Remote monitoring of the progression of primary pneumonic plague in Brown Norway rats in high-capacity, high-containment housing.

Development of new vaccines, diagnostics, and therapeutics for biodefense or other relatively rare infectious diseases is hindered by the lack of naturally occurring human disease on which to conduct clinical trials of efficacy. To overcome this experimental gap, the U.S. Food and Drug Administration established the Animal Rule, in which efficacy testing in two well-characterized animal models that closely resemble human disease may be accepted in lieu of large-scale clinical trials for diseases with limited natural human incidence. In this report, we evaluated the Brown Norway rat as a model for pneumonic plague and describe the natural history of clinical disease following inhalation exposure to Yersinia pestis. In high-capacity, high-containment housing, we monitored temperature, activity, heart rate, and rhythm by capturing electronic impulses transmitted from abdominal telemeter implants. Using this system, we show that reduced activity and development of fever are sensitive indications of disease progression. Furthermore, we identified heart arrhythmias as contributing factors to the rapid progression to lethality following the fever response. Together, these data validate the Brown Norway rat as an experimental model for human pneumonic plague and provide new insight that may ultimately lead to novel approaches in postexposure treatment of this devastating infection.

Host stress and immune responses during aerosol challenge of Brown Norway rats with Yersinia pestis.

Inhalation exposure models are becoming the preferred method for the comparative study of respiratory infectious diseases due to their resemblance to the natural route of infection. To enable precise delivery of pathogen to the lower respiratory tract in a manner that imposes minimal biosafety risk, nose-only exposure systems have been developed. Early inhalation exposure technology for infectious disease research grew out of technology used in asthma research where predominantly the Collison nebulizer is used to generate an aerosol by beating a liquid sample against glass.
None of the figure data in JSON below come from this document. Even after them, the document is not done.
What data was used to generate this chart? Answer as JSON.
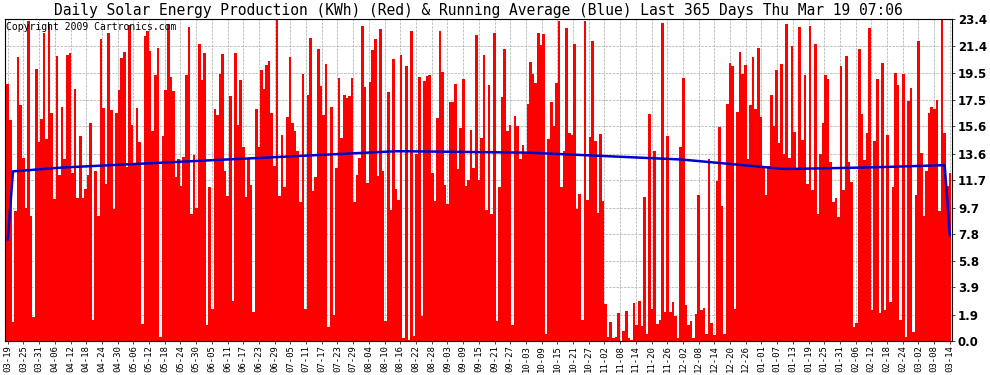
{
  "title": "Daily Solar Energy Production (KWh) (Red) & Running Average (Blue) Last 365 Days Thu Mar 19 07:06",
  "copyright": "Copyright 2009 Cartronics.com",
  "yticks": [
    0.0,
    1.9,
    3.9,
    5.8,
    7.8,
    9.7,
    11.7,
    13.6,
    15.6,
    17.5,
    19.5,
    21.4,
    23.4
  ],
  "ymax": 23.4,
  "bar_color": "#FF0000",
  "avg_color": "#0000CD",
  "bg_color": "#FFFFFF",
  "grid_color": "#AAAAAA",
  "title_fontsize": 10.5,
  "copyright_fontsize": 7,
  "x_tick_labels": [
    "03-19",
    "03-25",
    "03-31",
    "04-06",
    "04-12",
    "04-18",
    "04-24",
    "04-30",
    "05-06",
    "05-12",
    "05-18",
    "05-24",
    "05-30",
    "06-05",
    "06-11",
    "06-17",
    "06-23",
    "06-29",
    "07-05",
    "07-11",
    "07-17",
    "07-23",
    "07-29",
    "08-04",
    "08-10",
    "08-16",
    "08-22",
    "08-28",
    "09-03",
    "09-09",
    "09-15",
    "09-21",
    "09-27",
    "10-03",
    "10-09",
    "10-15",
    "10-21",
    "10-27",
    "11-02",
    "11-08",
    "11-14",
    "11-20",
    "11-26",
    "12-02",
    "12-08",
    "12-14",
    "12-20",
    "12-26",
    "01-01",
    "01-07",
    "01-13",
    "01-19",
    "01-25",
    "01-31",
    "02-06",
    "02-12",
    "02-18",
    "02-24",
    "03-02",
    "03-08",
    "03-14"
  ],
  "num_days": 365
}
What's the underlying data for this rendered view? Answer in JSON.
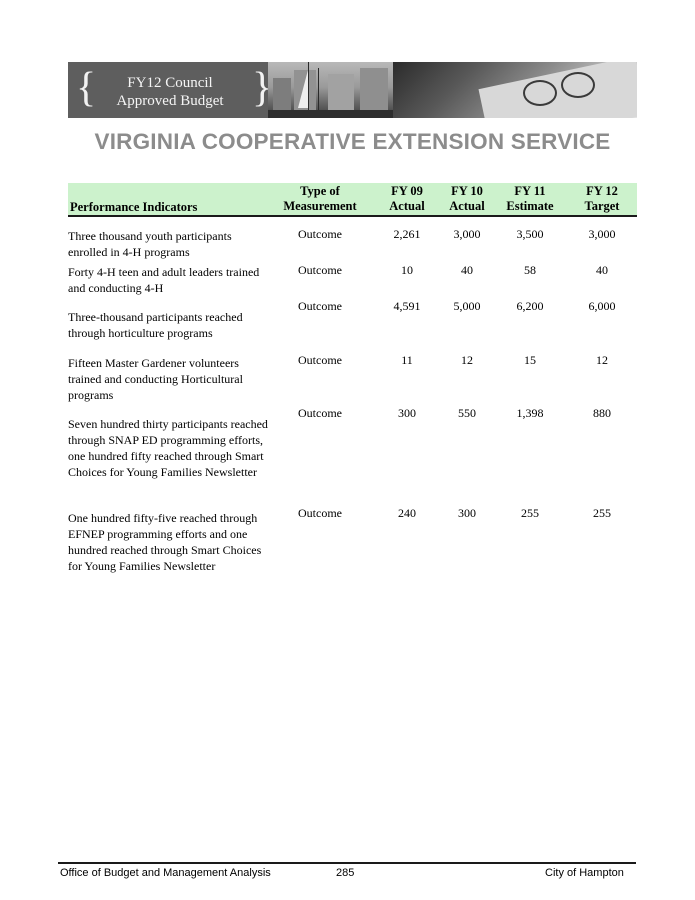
{
  "banner": {
    "title_line1": "FY12 Council",
    "title_line2": "Approved Budget"
  },
  "page_title": "VIRGINIA COOPERATIVE EXTENSION SERVICE",
  "table": {
    "headers": {
      "indicator": "Performance Indicators",
      "type_line1": "Type of",
      "type_line2": "Measurement",
      "fy09_line1": "FY 09",
      "fy09_line2": "Actual",
      "fy10_line1": "FY 10",
      "fy10_line2": "Actual",
      "fy11_line1": "FY 11",
      "fy11_line2": "Estimate",
      "fy12_line1": "FY 12",
      "fy12_line2": "Target"
    },
    "rows": [
      {
        "indicator": "Three thousand youth participants enrolled in 4-H programs",
        "type": "Outcome",
        "fy09": "2,261",
        "fy10": "3,000",
        "fy11": "3,500",
        "fy12": "3,000"
      },
      {
        "indicator": "Forty 4-H teen and adult leaders trained and conducting 4-H",
        "type": "Outcome",
        "fy09": "10",
        "fy10": "40",
        "fy11": "58",
        "fy12": "40"
      },
      {
        "indicator": "Three-thousand participants reached through horticulture programs",
        "type": "Outcome",
        "fy09": "4,591",
        "fy10": "5,000",
        "fy11": "6,200",
        "fy12": "6,000"
      },
      {
        "indicator": "Fifteen Master Gardener volunteers trained and conducting Horticultural programs",
        "type": "Outcome",
        "fy09": "11",
        "fy10": "12",
        "fy11": "15",
        "fy12": "12"
      },
      {
        "indicator": "Seven hundred thirty participants reached through SNAP ED programming efforts, one hundred fifty reached through Smart Choices for Young Families Newsletter",
        "type": "Outcome",
        "fy09": "300",
        "fy10": "550",
        "fy11": "1,398",
        "fy12": "880"
      },
      {
        "indicator": "One hundred fifty-five reached through EFNEP programming efforts and one hundred reached through Smart Choices for Young Families Newsletter",
        "type": "Outcome",
        "fy09": "240",
        "fy10": "300",
        "fy11": "255",
        "fy12": "255"
      }
    ]
  },
  "footer": {
    "left": "Office of Budget and Management Analysis",
    "page_number": "285",
    "right": "City of Hampton"
  }
}
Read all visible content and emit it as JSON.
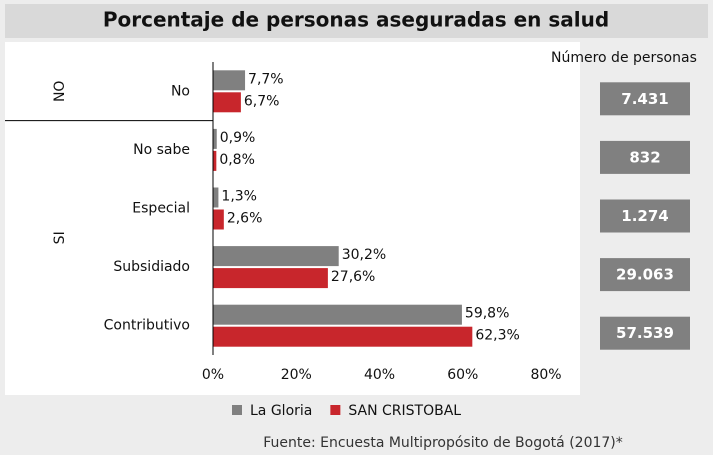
{
  "chart_data": {
    "type": "bar",
    "orientation": "horizontal",
    "title": "Porcentaje de personas aseguradas en salud",
    "categories": [
      "No",
      "No sabe",
      "Especial",
      "Subsidiado",
      "Contributivo"
    ],
    "groups": [
      {
        "name": "NO",
        "size": 1
      },
      {
        "name": "SI",
        "size": 4
      }
    ],
    "series": [
      {
        "name": "La Gloria",
        "color": "#808080",
        "values": [
          7.7,
          0.9,
          1.3,
          30.2,
          59.8
        ],
        "value_labels": [
          "7,7%",
          "0,9%",
          "1,3%",
          "30,2%",
          "59,8%"
        ]
      },
      {
        "name": "SAN CRISTOBAL",
        "color": "#c8262c",
        "values": [
          6.7,
          0.8,
          2.6,
          27.6,
          62.3
        ],
        "value_labels": [
          "6,7%",
          "0,8%",
          "2,6%",
          "27,6%",
          "62,3%"
        ]
      }
    ],
    "xlim": [
      0,
      80
    ],
    "xticks": [
      {
        "value": 0,
        "label": "0%"
      },
      {
        "value": 20,
        "label": "20%"
      },
      {
        "value": 40,
        "label": "40%"
      },
      {
        "value": 60,
        "label": "60%"
      },
      {
        "value": 80,
        "label": "80%"
      }
    ],
    "persons": {
      "title": "Número de personas",
      "values": [
        7431,
        832,
        1274,
        29063,
        57539
      ],
      "value_labels": [
        "7.431",
        "832",
        "1.274",
        "29.063",
        "57.539"
      ]
    },
    "legend": "bottom",
    "source": "Fuente: Encuesta Multipropósito de Bogotá (2017)*"
  }
}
Although infectious aerosol droplets of 1-5 µm in size can be generated, the Collison often causes loss of viability. In this work, we evaluate a gentler method for aerosolization of living cells and describe the use of the Sparging Liquid Aerosol Generator (SLAG) in a rat pneumonic plague model. The SLAG creates aerosols by continuous dripping of liquid sample on a porous metal disc. We show the generation of 0.5-1 µm Yersinia pestis aerosol particles using the SLAG with spray factors typically ranging from 10(-7) to 10(-8) with no detectable loss of bacterial viability. Delivery of these infectious particles via nose-only exposure led to the rapid development of lethal pneumonic plague. Further, we evaluated the effect of restraint-stress imposed by the nose-only exposure chamber on early inflammatory responses and bacterial deposition. Elevated serum corticosterone which peaked at 2 h post-procedure indicated the animals experienced stress as a result of restraint in the nose-only chamber. However, we observed no correlation between elevated corticosterone and the amount of bacterial deposition or inflammation in the lungs. Together these data demonstrate the utility of the SLAG and the nose-only chamber for aerosol challenge of rodents by Y. pestis.